It’s been too long since I could get around to blogging something relevant again. This year so far as just been sooo busy with continued migrations to vSAN from old HCI platforms, implementing network solutions and onboarding customers to our platform in general and lately making sure that we got the platforms onto vSphere 7 before 6.7 went EOL – I know late to join the game but given the many many issues with the earlier releases of 7.0 we opted to wait for 7.0 U3g for our most critical pods which ment late summer upgrades.
Now with that sorted we started having a bunch of fun problems – even as late adopters! I have had more VMware cases with GSS the last 4 weeks than almost the entire year. Primarily regarding vSAN itself and vSAN/Usage Meter problems.
Today I’m going to do a little write-up mostly for myself as I spent way too much time getting the correct info out of GSS regarding the calculation.
So the short story, we, as a VCPP partner, are required to upload our vSAN usage every month (the data is uploaded every hour) to calculate how much we need to pay.

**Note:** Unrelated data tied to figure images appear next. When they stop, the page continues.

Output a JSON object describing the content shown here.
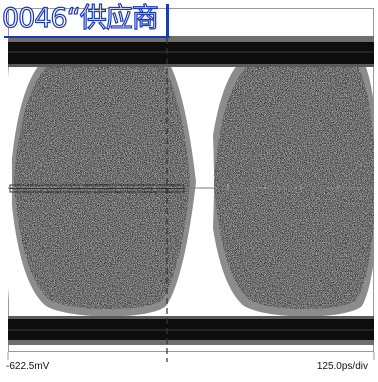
{
  "caption": {
    "text": "0046“供应商"
  },
  "readouts": {
    "offset": "-622.5mV",
    "timebase": "125.0ps/div"
  },
  "colors": {
    "caption": "#1c3ab8",
    "background": "#ffffff",
    "eye_fill": "#2b2b2b",
    "rail": "#0d0d0d",
    "graticule": "#9a9a9a",
    "marker": "#333333"
  }
}
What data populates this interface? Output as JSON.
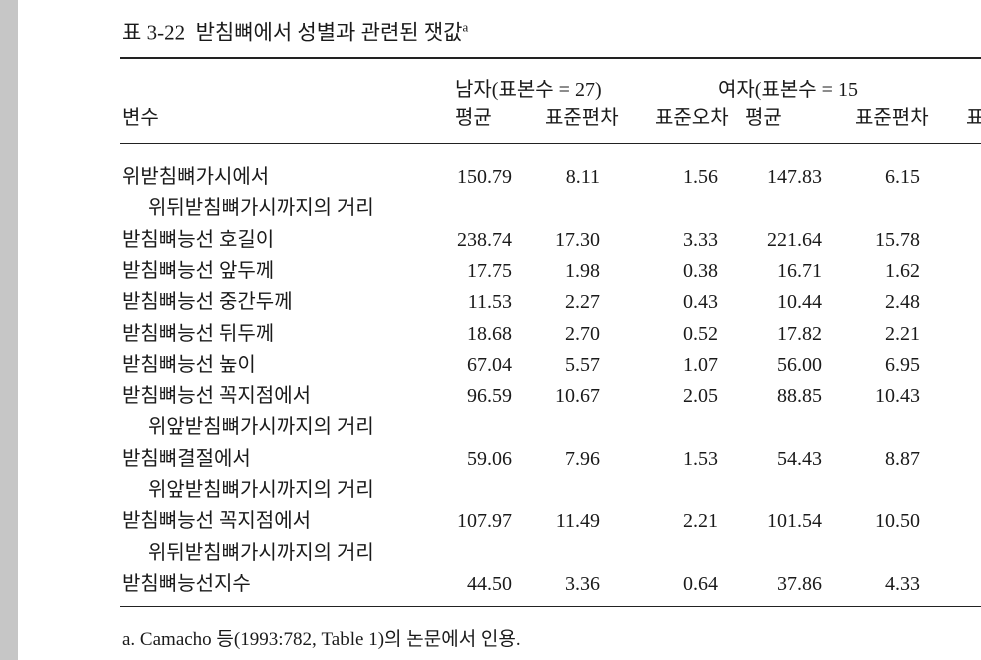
{
  "title": {
    "text": "표 3-22  받침뼈에서 성별과 관련된 잿값",
    "note_mark": "a"
  },
  "table": {
    "group_headers": [
      "남자(표본수 = 27)",
      "여자(표본수 = 15"
    ],
    "variable_header": "변수",
    "column_headers": [
      "평균",
      "표준편차",
      "표준오차",
      "평균",
      "표준편차",
      "표"
    ],
    "rows": [
      {
        "variable": [
          "위받침뼈가시에서",
          "위뒤받침뼈가시까지의 거리"
        ],
        "values": [
          "150.79",
          "8.11",
          "1.56",
          "147.83",
          "6.15"
        ]
      },
      {
        "variable": [
          "받침뼈능선 호길이"
        ],
        "values": [
          "238.74",
          "17.30",
          "3.33",
          "221.64",
          "15.78"
        ]
      },
      {
        "variable": [
          "받침뼈능선 앞두께"
        ],
        "values": [
          "17.75",
          "1.98",
          "0.38",
          "16.71",
          "1.62"
        ]
      },
      {
        "variable": [
          "받침뼈능선 중간두께"
        ],
        "values": [
          "11.53",
          "2.27",
          "0.43",
          "10.44",
          "2.48"
        ]
      },
      {
        "variable": [
          "받침뼈능선 뒤두께"
        ],
        "values": [
          "18.68",
          "2.70",
          "0.52",
          "17.82",
          "2.21"
        ]
      },
      {
        "variable": [
          "받침뼈능선 높이"
        ],
        "values": [
          "67.04",
          "5.57",
          "1.07",
          "56.00",
          "6.95"
        ]
      },
      {
        "variable": [
          "받침뼈능선 꼭지점에서",
          "위앞받침뼈가시까지의 거리"
        ],
        "values": [
          "96.59",
          "10.67",
          "2.05",
          "88.85",
          "10.43"
        ]
      },
      {
        "variable": [
          "받침뼈결절에서",
          "위앞받침뼈가시까지의 거리"
        ],
        "values": [
          "59.06",
          "7.96",
          "1.53",
          "54.43",
          "8.87"
        ]
      },
      {
        "variable": [
          "받침뼈능선 꼭지점에서",
          "위뒤받침뼈가시까지의 거리"
        ],
        "values": [
          "107.97",
          "11.49",
          "2.21",
          "101.54",
          "10.50"
        ]
      },
      {
        "variable": [
          "받침뼈능선지수"
        ],
        "values": [
          "44.50",
          "3.36",
          "0.64",
          "37.86",
          "4.33"
        ]
      }
    ]
  },
  "footnote": "a. Camacho 등(1993:782, Table 1)의 논문에서 인용."
}
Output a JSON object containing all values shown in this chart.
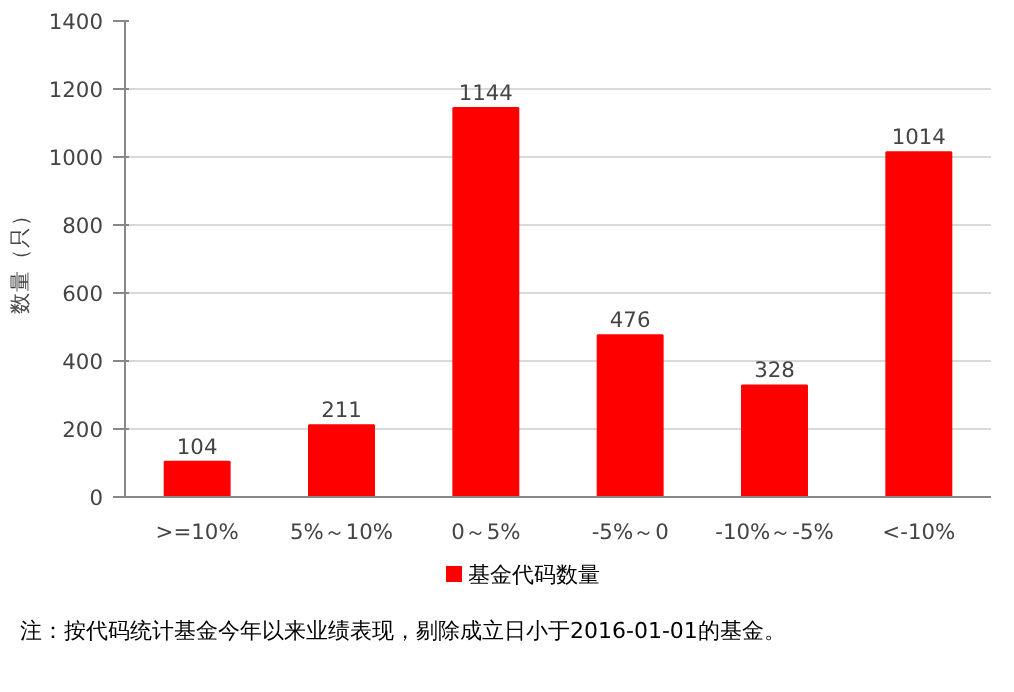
{
  "chart_data": {
    "type": "bar",
    "ylabel": "数量（只）",
    "categories": [
      ">=10%",
      "5%～10%",
      "0～5%",
      "-5%～0",
      "-10%～-5%",
      "<-10%"
    ],
    "series": [
      {
        "name": "基金代码数量",
        "color": "#ff0000",
        "values": [
          104,
          211,
          1144,
          476,
          328,
          1014
        ]
      }
    ],
    "ylim": [
      0,
      1400
    ],
    "yticks": [
      0,
      200,
      400,
      600,
      800,
      1000,
      1200,
      1400
    ],
    "grid": "y",
    "legend": "bottom",
    "data_labels": true,
    "annotations": [
      "注：按代码统计基金今年以来业绩表现，剔除成立日小于2016-01-01的基金。"
    ]
  }
}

Pretty stanard solution for Cloud or Managed Service Providers. The gathering and upload of data is handled by an on-prem Usage Meter (UM) that collects data and uploads to vCloud Usage Insight (VUI). At the start of each month data is processesed and sent to VMware Cloud Provider Commerce Portal (VCP) for us to validate or adjust and then submit.
This month I was doing the validation part when I realized a lot of our usage had shifted around between the available license levels. I was confused – becasue with UM 4.5.0.1 and vSphere 7.0 U3h we were supported so data should be okay. My assumption was that the data moved from VUI to VCP was wrong but upon checking VUI I could see that data was wrong there as well. So now either our UM uploaded data incorrectly or VUI was processing incorrectly. My assumption was that VUI was at fault so opened a GSS case.
I will spare you the details of the case and it taking over a week to get to the bottom of but it was confirmed that there is a bug in 4.5.0.1 that is fixed in 4.6 – but not listed in release notes. Where if UM detects that a cluster is using a Shared Witness the uploaded data forgets to include the stretch cluster option causing. We aren’t using shared witness but inspection of the cluster-history.tsv file that can be downloaded from VUI confirmed that UM thought we were and we could make a direct connection between the time our vCenter was upgraded and the error starting to occur.
So that is a VMware error right? Their product is reporting incorrectly and thus data is processed incorrectly. Should be easy for them to fix? No. I was instructed to do the calculation manually and adjust numbers on the MBO in VCP.
I was linked the Product Detection Guide which states that the calculation should be:average GB = (Sum of consumed storage capacity in GB per-hourly collections) / (hours in a month)
Okay – should be easy. And given the problem was feature detection and not actual consumption I could validate the calculation against the Monthly Usage Report by summing that usage up across all licenses types. Numbers should be the same – just differently split across license levels (Standard, Advanced or Enterprise).
So I imported the data into Excel and made a Pivot table that summed all collections of usage in MB per cluster and divided that number by 1024 to get GB and then again by 744 which is the hours in the month. Easy. Well no. That gave me a difference of 56TB of usage or close to 10%
Something was wrong with the calculation or the numbers in the report. GSS was vague for a while and at one point stating that the difference was caused by the calculation happening on bytes and not MB which could not really account for that amount of difference.
Finally a got the details from GSS or rather from the backend team supporting GSS. The calculation in the Product Detection Guide is an oversimplification of the actual calculation – it works because usually each measurement interval is 1 hour. but one of our pods had intervals of both 2, 3 or even up to 6 hours. The tsv file shows this.
So what is VMware actually doing? Well, as licensing is based on features used and hourly collections it is possible to change your license level up and down by the hour so calculation of usage is actually done for each collection interval and not across the entire month.
What is actually done is that each collection interval by first calculating a coefficient that is based on how long the interval is by taking the field in the tsv called “interval (Hours)” and dividing that by the hours of the month times 1024 like:
coefficient = "Interval (hours)" / (hours of month * 1024)
The 1024 is to convert the consumed storage from MB to GB and hours is of course not the same every month. Next the collected usage is measured against the vsanFInt field which defines which features are used – how to calculate that is detailed in the Product Detection Guide. This will place the usage in MB into either Enterprise, Advanced or Standard usage. The usage is then multiplied by the coefficient giving a GB usage per licens for the collection interval despite it’s length.
Finally you can just sum the usage after multiplying with the coefficient per license level to figure out how your usage is split for reporting.
Now that may be a mouthful to explain so I hope that if you need to do this you understand me otherwise please reach out and I’ll be happy to help. And all of this was simply a problem because of a bug in the vsanFInt UM was calculating.